Phase 1

Implementation of Pb-lite boundary detection algorithm using filter masks with a comparison to baseline Canny and Sobel outputs.

Process Overivew

The pb (probability of boundary) boundary detection algorithm significantly outperforms classical methods by considering texture and color discontinuities in addition to intensity discontinuities. Qualitatively, much of this performance jump comes from the ability of the pb algorithm to suppress false positives that the classical methods produce in textured regions. In this home work, a simplified version of pb is developed, which finds boundaries by examining brightness, color, and texture information across multiple scales (different sizes of objects/image). The output of the algorithm is a per-pixel probability of being a boundary. The simplified boundary detector is evaluated against the well regarded Canny and Sobel edge detectors. A qualitative evaluation is carried out against human annotations (ground truth) from a subset of the Berkeley Segmentation Data Set 500 (BSDS500).
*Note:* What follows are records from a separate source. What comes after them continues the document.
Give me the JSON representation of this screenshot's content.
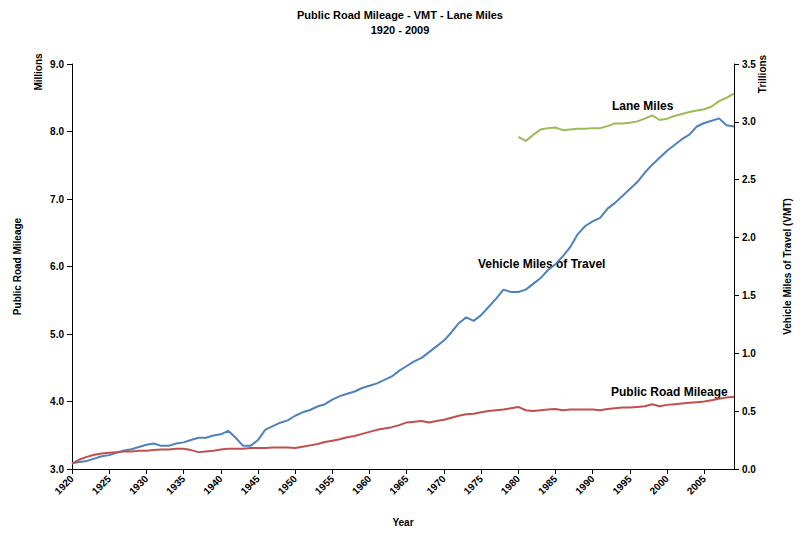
{
  "chart_data": {
    "type": "line",
    "title": "Public Road Mileage - VMT - Lane Miles",
    "subtitle": "1920 - 2009",
    "xlabel": "Year",
    "ylabel": "Public Road Mileage",
    "yunit": "Millions",
    "y2label": "Vehicle Miles of Travel (VMT)",
    "y2unit": "Trillions",
    "grid": false,
    "x": [
      1920,
      1921,
      1922,
      1923,
      1924,
      1925,
      1926,
      1927,
      1928,
      1929,
      1930,
      1931,
      1932,
      1933,
      1934,
      1935,
      1936,
      1937,
      1938,
      1939,
      1940,
      1941,
      1942,
      1943,
      1944,
      1945,
      1946,
      1947,
      1948,
      1949,
      1950,
      1951,
      1952,
      1953,
      1954,
      1955,
      1956,
      1957,
      1958,
      1959,
      1960,
      1961,
      1962,
      1963,
      1964,
      1965,
      1966,
      1967,
      1968,
      1969,
      1970,
      1971,
      1972,
      1973,
      1974,
      1975,
      1976,
      1977,
      1978,
      1979,
      1980,
      1981,
      1982,
      1983,
      1984,
      1985,
      1986,
      1987,
      1988,
      1989,
      1990,
      1991,
      1992,
      1993,
      1994,
      1995,
      1996,
      1997,
      1998,
      1999,
      2000,
      2001,
      2002,
      2003,
      2004,
      2005,
      2006,
      2007,
      2008,
      2009
    ],
    "xlim": [
      1920,
      2009
    ],
    "xticks": [
      1920,
      1925,
      1930,
      1935,
      1940,
      1945,
      1950,
      1955,
      1960,
      1965,
      1970,
      1975,
      1980,
      1985,
      1990,
      1995,
      2000,
      2005
    ],
    "ylim": [
      3,
      9
    ],
    "yticks": [
      {
        "value": 3,
        "label": "3.0"
      },
      {
        "value": 4,
        "label": "4.0"
      },
      {
        "value": 5,
        "label": "5.0"
      },
      {
        "value": 6,
        "label": "6.0"
      },
      {
        "value": 7,
        "label": "7.0"
      },
      {
        "value": 8,
        "label": "8.0"
      },
      {
        "value": 9,
        "label": "9.0"
      }
    ],
    "y2lim": [
      0,
      3.5
    ],
    "y2ticks": [
      {
        "value": 0,
        "label": "0.0"
      },
      0.5,
      {
        "value": 1,
        "label": "1.0"
      },
      1.5,
      {
        "value": 2,
        "label": "2.0"
      },
      2.5,
      {
        "value": 3,
        "label": "3.0"
      },
      3.5
    ],
    "series": [
      {
        "name": "Lane Miles",
        "color": "#9bbb59",
        "axis": "y",
        "values": [
          null,
          null,
          null,
          null,
          null,
          null,
          null,
          null,
          null,
          null,
          null,
          null,
          null,
          null,
          null,
          null,
          null,
          null,
          null,
          null,
          null,
          null,
          null,
          null,
          null,
          null,
          null,
          null,
          null,
          null,
          null,
          null,
          null,
          null,
          null,
          null,
          null,
          null,
          null,
          null,
          null,
          null,
          null,
          null,
          null,
          null,
          null,
          null,
          null,
          null,
          null,
          null,
          null,
          null,
          null,
          null,
          null,
          null,
          null,
          null,
          7.92,
          7.86,
          7.95,
          8.03,
          8.05,
          8.06,
          8.02,
          8.03,
          8.04,
          8.04,
          8.05,
          8.05,
          8.08,
          8.12,
          8.12,
          8.13,
          8.15,
          8.19,
          8.24,
          8.17,
          8.19,
          8.23,
          8.26,
          8.29,
          8.31,
          8.33,
          8.37,
          8.45,
          8.5,
          8.56
        ]
      },
      {
        "name": "Vehicle Miles of Travel",
        "color": "#4f81bd",
        "axis": "y2",
        "values": [
          0.05,
          0.06,
          0.07,
          0.09,
          0.11,
          0.12,
          0.14,
          0.16,
          0.17,
          0.19,
          0.21,
          0.22,
          0.2,
          0.2,
          0.22,
          0.23,
          0.25,
          0.27,
          0.27,
          0.29,
          0.3,
          0.33,
          0.27,
          0.2,
          0.2,
          0.25,
          0.34,
          0.37,
          0.4,
          0.42,
          0.46,
          0.49,
          0.51,
          0.54,
          0.56,
          0.6,
          0.63,
          0.65,
          0.67,
          0.7,
          0.72,
          0.74,
          0.77,
          0.8,
          0.85,
          0.89,
          0.93,
          0.96,
          1.01,
          1.06,
          1.11,
          1.18,
          1.26,
          1.31,
          1.28,
          1.33,
          1.4,
          1.47,
          1.55,
          1.53,
          1.53,
          1.55,
          1.6,
          1.65,
          1.72,
          1.77,
          1.84,
          1.92,
          2.03,
          2.1,
          2.14,
          2.17,
          2.25,
          2.3,
          2.36,
          2.42,
          2.48,
          2.56,
          2.63,
          2.69,
          2.75,
          2.8,
          2.85,
          2.89,
          2.96,
          2.99,
          3.01,
          3.03,
          2.97,
          2.96
        ]
      },
      {
        "name": "Public Road Mileage",
        "color": "#c0504d",
        "axis": "y",
        "values": [
          3.08,
          3.14,
          3.18,
          3.21,
          3.23,
          3.24,
          3.25,
          3.26,
          3.26,
          3.27,
          3.27,
          3.28,
          3.29,
          3.29,
          3.3,
          3.3,
          3.28,
          3.25,
          3.26,
          3.27,
          3.29,
          3.3,
          3.3,
          3.3,
          3.31,
          3.31,
          3.31,
          3.32,
          3.32,
          3.32,
          3.31,
          3.33,
          3.35,
          3.37,
          3.4,
          3.42,
          3.44,
          3.47,
          3.49,
          3.52,
          3.55,
          3.58,
          3.6,
          3.62,
          3.65,
          3.69,
          3.7,
          3.71,
          3.69,
          3.71,
          3.73,
          3.76,
          3.79,
          3.81,
          3.82,
          3.84,
          3.86,
          3.87,
          3.88,
          3.9,
          3.92,
          3.87,
          3.86,
          3.87,
          3.88,
          3.89,
          3.87,
          3.88,
          3.88,
          3.88,
          3.88,
          3.87,
          3.89,
          3.9,
          3.91,
          3.91,
          3.92,
          3.93,
          3.96,
          3.93,
          3.95,
          3.96,
          3.97,
          3.98,
          3.99,
          4.0,
          4.02,
          4.04,
          4.06,
          4.07
        ]
      }
    ]
  }
}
Pb-lite boundary detection overview

Filter Banks

The first step of the pb-lite boundary detection pipeline is to filter the image with a set of filter banks. Three different sets of filter banks have been created for this purpose:

Oriented Difference of Gaussian (DoG) Filters
Leung-Malik (LM) Filters
Gabor Filters

Filter Banks for boundary detection of images

Texton Map

Filtering an input image with each element of the filter bank results in a vector of filter responses centered on each pixel. If the filter bank has N filters, then there are N filter responses at each pixel. A distribution of these N-dimensional filter responses could be thought of as encoding texture properties. This representation is simpyfied by replacing each N-dimensional vector with a discrete texton ID. This is done by clustering the filter responses at all pixels in the image in to K textons using kmeans clustering. Each pixel is then represented by a one-dimensional, discrete cluster ID instead of a vector of high-dimensional, real-valued filter responses known as “Vector Quantization”. This can be represented with a single channel image with values in the range of [1,2,3,…,K] where K=64.

Texton maps for 3 different images

Brightness Map

The concept of the brightness map is as simple as capturing the brightness changes in the image. Again the brightness values are clustered using kmeans clustering into 16 clusters.
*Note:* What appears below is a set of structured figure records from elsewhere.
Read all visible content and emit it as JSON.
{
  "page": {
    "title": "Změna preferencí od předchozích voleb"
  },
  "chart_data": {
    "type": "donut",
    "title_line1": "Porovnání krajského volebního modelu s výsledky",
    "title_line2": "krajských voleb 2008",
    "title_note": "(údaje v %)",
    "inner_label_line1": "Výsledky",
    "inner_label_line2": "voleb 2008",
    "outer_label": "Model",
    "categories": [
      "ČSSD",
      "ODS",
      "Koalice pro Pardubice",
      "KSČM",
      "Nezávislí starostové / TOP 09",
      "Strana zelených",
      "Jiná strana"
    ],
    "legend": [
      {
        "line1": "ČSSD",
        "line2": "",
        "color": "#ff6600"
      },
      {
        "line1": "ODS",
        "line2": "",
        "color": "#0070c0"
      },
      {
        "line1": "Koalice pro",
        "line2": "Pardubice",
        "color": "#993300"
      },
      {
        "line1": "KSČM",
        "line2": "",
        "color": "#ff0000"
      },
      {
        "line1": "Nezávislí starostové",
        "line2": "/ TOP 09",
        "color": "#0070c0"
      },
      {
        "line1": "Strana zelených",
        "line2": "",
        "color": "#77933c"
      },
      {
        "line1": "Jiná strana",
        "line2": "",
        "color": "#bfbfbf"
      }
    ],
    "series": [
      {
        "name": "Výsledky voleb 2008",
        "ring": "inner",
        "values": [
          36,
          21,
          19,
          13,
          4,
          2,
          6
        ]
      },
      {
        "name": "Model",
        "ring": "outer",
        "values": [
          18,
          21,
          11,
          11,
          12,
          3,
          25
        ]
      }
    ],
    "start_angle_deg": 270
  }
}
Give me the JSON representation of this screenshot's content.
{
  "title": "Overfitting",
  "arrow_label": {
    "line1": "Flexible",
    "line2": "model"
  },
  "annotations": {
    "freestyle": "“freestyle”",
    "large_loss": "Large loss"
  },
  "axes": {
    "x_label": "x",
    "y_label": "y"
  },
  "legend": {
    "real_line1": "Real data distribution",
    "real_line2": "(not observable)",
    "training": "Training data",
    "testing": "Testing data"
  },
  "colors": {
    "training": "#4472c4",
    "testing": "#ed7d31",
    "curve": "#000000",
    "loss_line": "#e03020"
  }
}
Brightness maps for 3 different images

Color Map

The concept of the color map is to capture the color changes or chrominance content in the image. Again the color values are clustered using kmeans clustering into 16 clusters.

Color maps for 3 different images

Texton, Brightness and Color gradients

To obtain these gradients, we need to compute differences of values across different shapes and sizes. This can be achieved very efficiently by the use of Half-disc masks. The half-disc masks are simply pairs of binary images of half-discs. This is very important because it will allow us to compute the (chi-square) distances using a filtering operation, which is much faster than looping over each pixel neighborhood and aggregating counts for histograms. These gradients encode how much the texture, brightness and color distributions are changing at a pixel and are computed by comparing the distributions in left/right half-disc pairs. If the distributions are the similar, the gradient is small and if the distributions are dissimilar, then the gradient is large. Because the half-discs span multiple scales and orientations, a series of local gradient measurements are obtained encoding how quickly the texture or brightness distributions are changing at different scales and angles.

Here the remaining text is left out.